The Spring 2014 semester at Union University has closed and it's time for some reflection. The term was filled with joy and sorrow for the entire campus, but was especially felt by the music department. In the midst of all of this, I struggled with severe headaches just as the bulk of my recitals came to the stage. For the first time in my career, I found myself needing to play through the pain.

As pianists, we are ever mindful of our hands and arms. Before proceeding, let me be perfectly clear: I DO NOT ADVOCATE PLAYING WHEN PAIN OCCURS IN THE HANDS OR MUSCLES ASSOCIATED WITH THE PHYSICAL MOVEMENT OF PLAYING. There are times, however, when we are dealing with pain in other areas -- physically or emotionally -- and do not have the luxury of canceling. These are the times that the show must simply go on. Here are a few things I learned that helped me play through the pain.

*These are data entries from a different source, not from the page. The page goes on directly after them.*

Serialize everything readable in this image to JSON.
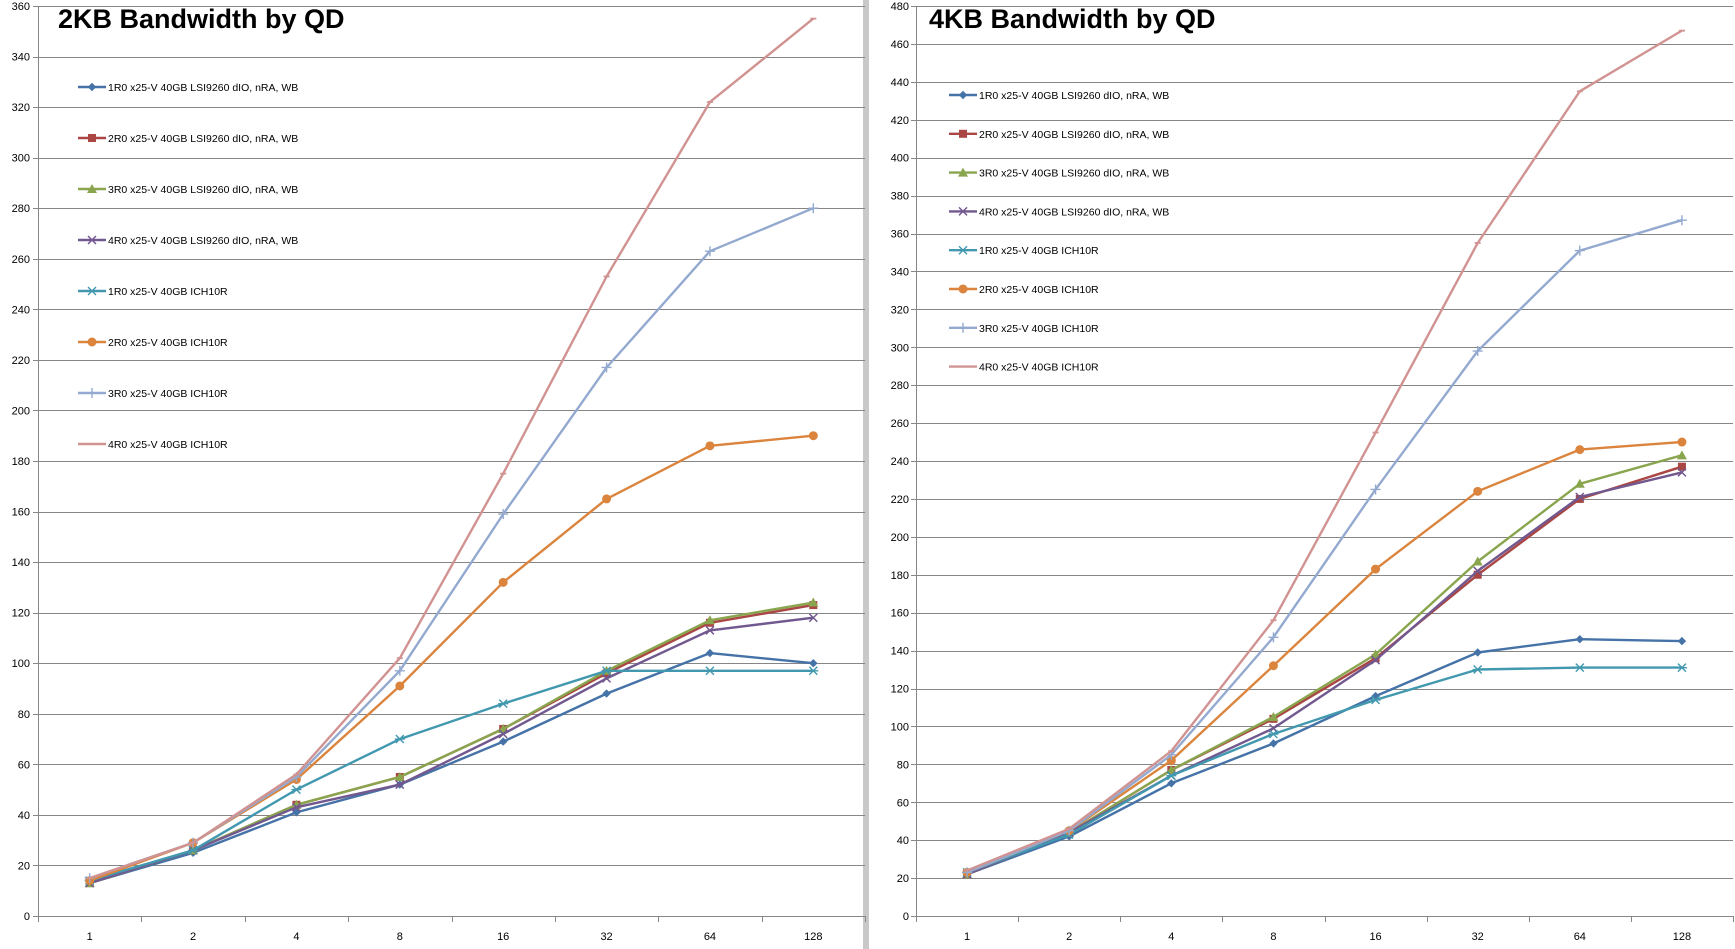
{
  "chart_data": [
    {
      "type": "line",
      "title": "2KB Bandwidth by QD",
      "xlabel": "",
      "ylabel": "",
      "x": [
        "1",
        "2",
        "4",
        "8",
        "16",
        "32",
        "64",
        "128"
      ],
      "ylim": [
        0,
        360
      ],
      "ytick_step": 20,
      "grid": true,
      "legend_position": "left",
      "series": [
        {
          "name": "1R0 x25-V 40GB LSI9260 dIO, nRA, WB",
          "color": "#4572A7",
          "marker": "diamond",
          "values": [
            13,
            25,
            41,
            52,
            69,
            88,
            104,
            100
          ]
        },
        {
          "name": "2R0 x25-V 40GB LSI9260 dIO, nRA, WB",
          "color": "#AA4643",
          "marker": "square",
          "values": [
            13,
            26,
            44,
            55,
            74,
            96,
            116,
            123
          ]
        },
        {
          "name": "3R0 x25-V 40GB LSI9260 dIO, nRA, WB",
          "color": "#89A54E",
          "marker": "triangle",
          "values": [
            13,
            26,
            44,
            55,
            74,
            97,
            117,
            124
          ]
        },
        {
          "name": "4R0 x25-V 40GB LSI9260 dIO, nRA, WB",
          "color": "#71588F",
          "marker": "x",
          "values": [
            13,
            26,
            43,
            52,
            72,
            94,
            113,
            118
          ]
        },
        {
          "name": "1R0 x25-V 40GB ICH10R",
          "color": "#4198AF",
          "marker": "star",
          "values": [
            14,
            26,
            50,
            70,
            84,
            97,
            97,
            97
          ]
        },
        {
          "name": "2R0 x25-V 40GB ICH10R",
          "color": "#DB843D",
          "marker": "circle",
          "values": [
            14,
            29,
            54,
            91,
            132,
            165,
            186,
            190
          ]
        },
        {
          "name": "3R0 x25-V 40GB ICH10R",
          "color": "#93A9CF",
          "marker": "plus",
          "values": [
            15,
            29,
            55,
            97,
            159,
            217,
            263,
            280
          ]
        },
        {
          "name": "4R0 x25-V 40GB ICH10R",
          "color": "#D19392",
          "marker": "dash",
          "values": [
            15,
            29,
            56,
            102,
            175,
            253,
            322,
            355
          ]
        }
      ]
    },
    {
      "type": "line",
      "title": "4KB Bandwidth by QD",
      "xlabel": "",
      "ylabel": "",
      "x": [
        "1",
        "2",
        "4",
        "8",
        "16",
        "32",
        "64",
        "128"
      ],
      "ylim": [
        0,
        480
      ],
      "ytick_step": 20,
      "grid": true,
      "legend_position": "left",
      "series": [
        {
          "name": "1R0 x25-V 40GB LSI9260 dIO, nRA, WB",
          "color": "#4572A7",
          "marker": "diamond",
          "values": [
            22,
            42,
            70,
            91,
            116,
            139,
            146,
            145
          ]
        },
        {
          "name": "2R0 x25-V 40GB LSI9260 dIO, nRA, WB",
          "color": "#AA4643",
          "marker": "square",
          "values": [
            22,
            44,
            77,
            104,
            136,
            180,
            220,
            237
          ]
        },
        {
          "name": "3R0 x25-V 40GB LSI9260 dIO, nRA, WB",
          "color": "#89A54E",
          "marker": "triangle",
          "values": [
            22,
            44,
            77,
            105,
            138,
            187,
            228,
            243
          ]
        },
        {
          "name": "4R0 x25-V 40GB LSI9260 dIO, nRA, WB",
          "color": "#71588F",
          "marker": "x",
          "values": [
            22,
            44,
            74,
            99,
            135,
            182,
            221,
            234
          ]
        },
        {
          "name": "1R0 x25-V 40GB ICH10R",
          "color": "#4198AF",
          "marker": "star",
          "values": [
            23,
            43,
            74,
            96,
            114,
            130,
            131,
            131
          ]
        },
        {
          "name": "2R0 x25-V 40GB ICH10R",
          "color": "#DB843D",
          "marker": "circle",
          "values": [
            23,
            45,
            82,
            132,
            183,
            224,
            246,
            250
          ]
        },
        {
          "name": "3R0 x25-V 40GB ICH10R",
          "color": "#93A9CF",
          "marker": "plus",
          "values": [
            23,
            45,
            85,
            147,
            225,
            298,
            351,
            367
          ]
        },
        {
          "name": "4R0 x25-V 40GB ICH10R",
          "color": "#D19392",
          "marker": "dash",
          "values": [
            24,
            46,
            87,
            156,
            255,
            355,
            435,
            467
          ]
        }
      ]
    }
  ]
}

  • Consult your doctor quickly. Pain is not normal and should not be ignored. A visit to the doctor can put your mind at ease, (hopefully) diagnose the problem, and provide information and relief from the pain. (At the time of this writing, my doctors and I have not determined the cause of my headaches. I'm taking comfort in the fact that some things have been ruled out and the pain is being effectively managed with medication.)
  • Rely on your preparation. You learned the music when you were feeling better. You invested the necessary time to thoroughly prepare the repertoire for performance. Now is the time to have confidence in the process and allow some aspects of the music to happen automatically.
  • Adjust your expectations. When feeling less than perfect, most musicians will not play as well as they normally would. Rather than becoming frustrated with the results, acknowledge the effect your health has on your playing and know that you will play as beautifully as you possibly can in the moment.
  • Don't be afraid to ask for adjustments. Are the lights exasperating your ailment? Can an adjustment in the stage arrangement make movement less painful? You are an integral part of the performance, so ask for modifications. Those sharing the stage with you are probably aware of your health issues and want to be accommodating if at all possible for the benefit of the performance as a whole.
  • Breathe! Now that the concert is under way, it's time to enjoy the music as much as you can. There's no harm in taking a cleansing breath on stage between movements or slightly extending your time off stage.  If an extra moment allows you to communicate more effectively, your audience will graciously wait.
I hope none of you ever find yourself needing to play while in pain. If you do, take comfort that many times your audience will never know if you take the necessary steps to relax and give the best performance you can in the given circumstances.